In AIS patients, the lack of functional respiratory improvement after surgical correction of the deformity has been explained by generalized skeletal muscle weakness or dysfunction that reduced maximal inspiratory and expiratory pressures during maximal exercise, even in the absence of major ventilatory defects23. A similar mechanism would explain the absence of improvements in respiratory function in SK patients. In males with hyperkyphosis, lower spinal muscle density was found as compared to people with less thoracic curvature24. It is likely that mechanical limitations on the thoracic cage imposed by hyperkyphosis cannot be compensated for with reduced inspiratory muscle strength, which could induce ventilation restraints during exercise25.
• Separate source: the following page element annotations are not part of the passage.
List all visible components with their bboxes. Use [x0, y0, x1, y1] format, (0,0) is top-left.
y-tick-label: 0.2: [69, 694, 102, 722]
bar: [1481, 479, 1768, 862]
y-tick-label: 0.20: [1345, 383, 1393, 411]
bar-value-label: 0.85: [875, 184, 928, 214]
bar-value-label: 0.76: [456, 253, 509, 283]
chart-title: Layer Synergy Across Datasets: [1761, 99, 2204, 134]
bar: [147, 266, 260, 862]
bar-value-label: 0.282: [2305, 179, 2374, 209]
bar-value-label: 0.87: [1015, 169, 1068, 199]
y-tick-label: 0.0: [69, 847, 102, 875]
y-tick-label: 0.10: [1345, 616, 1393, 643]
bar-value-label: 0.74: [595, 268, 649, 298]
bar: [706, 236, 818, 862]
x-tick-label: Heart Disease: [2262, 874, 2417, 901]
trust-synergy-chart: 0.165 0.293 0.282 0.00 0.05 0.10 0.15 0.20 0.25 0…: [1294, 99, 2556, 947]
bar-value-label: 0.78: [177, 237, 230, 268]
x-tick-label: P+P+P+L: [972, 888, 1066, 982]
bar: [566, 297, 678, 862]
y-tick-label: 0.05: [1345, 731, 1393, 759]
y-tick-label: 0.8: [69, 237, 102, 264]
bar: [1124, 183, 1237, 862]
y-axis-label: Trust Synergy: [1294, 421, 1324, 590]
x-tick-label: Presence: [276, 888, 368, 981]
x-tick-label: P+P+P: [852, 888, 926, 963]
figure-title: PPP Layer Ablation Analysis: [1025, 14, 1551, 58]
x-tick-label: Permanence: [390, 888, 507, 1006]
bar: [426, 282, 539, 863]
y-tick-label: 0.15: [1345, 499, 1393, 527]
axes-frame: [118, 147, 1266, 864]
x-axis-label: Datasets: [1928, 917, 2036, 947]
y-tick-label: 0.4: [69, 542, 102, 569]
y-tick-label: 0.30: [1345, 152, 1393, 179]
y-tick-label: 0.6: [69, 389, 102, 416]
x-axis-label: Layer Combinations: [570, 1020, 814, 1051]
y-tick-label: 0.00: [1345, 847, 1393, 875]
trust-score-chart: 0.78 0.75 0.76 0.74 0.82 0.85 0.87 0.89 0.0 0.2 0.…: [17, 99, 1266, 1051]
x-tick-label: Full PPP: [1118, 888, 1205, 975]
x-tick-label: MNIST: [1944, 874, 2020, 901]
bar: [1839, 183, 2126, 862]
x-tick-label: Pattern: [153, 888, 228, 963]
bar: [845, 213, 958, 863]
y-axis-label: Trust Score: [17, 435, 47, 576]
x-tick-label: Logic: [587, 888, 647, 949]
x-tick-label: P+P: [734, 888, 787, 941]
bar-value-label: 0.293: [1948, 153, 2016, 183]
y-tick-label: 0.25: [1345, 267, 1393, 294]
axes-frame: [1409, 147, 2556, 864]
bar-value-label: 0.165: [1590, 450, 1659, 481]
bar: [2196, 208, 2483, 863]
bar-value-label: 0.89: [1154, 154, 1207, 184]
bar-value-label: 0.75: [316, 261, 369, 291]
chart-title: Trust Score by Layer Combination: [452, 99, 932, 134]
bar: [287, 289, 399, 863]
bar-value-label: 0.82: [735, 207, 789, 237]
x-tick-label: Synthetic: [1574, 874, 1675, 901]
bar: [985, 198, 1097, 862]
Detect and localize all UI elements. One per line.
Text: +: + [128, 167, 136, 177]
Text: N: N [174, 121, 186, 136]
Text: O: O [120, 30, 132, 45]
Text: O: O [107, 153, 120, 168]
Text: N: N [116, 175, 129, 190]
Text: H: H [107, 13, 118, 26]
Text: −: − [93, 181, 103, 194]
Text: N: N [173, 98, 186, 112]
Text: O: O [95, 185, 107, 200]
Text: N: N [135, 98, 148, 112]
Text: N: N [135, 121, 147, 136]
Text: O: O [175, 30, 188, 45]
In young patients, severe kyphosis may not only distort the lung elastance and global respiratory mechanics which leads directly to restrictive ventilation function but can also affect the development in size of alveoli and capillary vessels, which further affects oxygenation26. Scheuermann’s disease commonly begins before puberty and sometimes delays in diagnosis and treatment since very often the deformity is wrongly attributed to poor postural attitudes. The Scheuermann’s kyphotic deformity starting at early adolescence surely cannot interfere with the initial and complete development of alveoli in number but might prevent the alveoli normal growth in size during puberty and late adolescence period. This hypothesis could explain by itself the small changes in the respiratory function between the two CPETs performed with a median age of 14 and 16 years. Evidently, if the thoracic deformity starts at late adolescence after the lungs are almost fully developed, that is not the case in our sample, will not have a significant effect on lung function unless there is an extreme deformity or an associated neuromuscular condition causing respiratory muscle weakening.

This study has some limitations that should be addressed. First, the current research includes a limited number of SK patients who underwent posterior surgery because of moderate-severe hyperkyphosis (> 75°). However, currently, the indication for surgical correction in SK patients is relatively infrequent, and no author has focused on the impact of surgery on respiratory function in these patients. A second limitation is the difficulty in measuring pulmonary function accurately during a maximal exercise tolerance test. The motivation to perform the pre and postoperative CPET could not be the same having a different impact on the outcomes. This limitation is inherent to all studies measuring oxygen uptake during maximal exercise. A third limitation is that respiratory and diaphragmatic muscle function was not analysed. However, the functional evaluation of all these muscles requires at least semi-invasive technology.

In summary, patients with severe SK before surgery show a limited tolerance to maximal cardiorespiratory exercise that slightly improved 2 years after surgical correction of the kyphotic deformity. Despite the surgical restoration of physiologic thoracic kyphosis, SK patients still showed reduced aerobic power, ventilatory restrictions and a respiratory inefficiency. However, two years after surgery, SK patients showed some improvements in their baseline respiratory limitations (FVC and predicted FVC percentage) with limited influence on their tolerance to maximal exercise. The results of the current study suggest that the reduced respiratory function during maximal exercise in SK patients cannot be strictly associated with the magnitude of the kyphotic deformity and could be related to other factors, such as muscle weakness or structural spine stiffness that reduces inspiratory and expiratory thoracic spine movements. Taking into account the age of the patients at surgery, the slight cardiorespiratory functional improvements detected might also be caused solely by the residual growth of the lungs and thorax. Finally, the current findings suggest that a clinically relevant improvement of the pulmonary function or aerobic capacity, providing higher tolerance to maximal exercise, cannot be expected after posterior only surgical correction in SK patients with more than 70º deformity.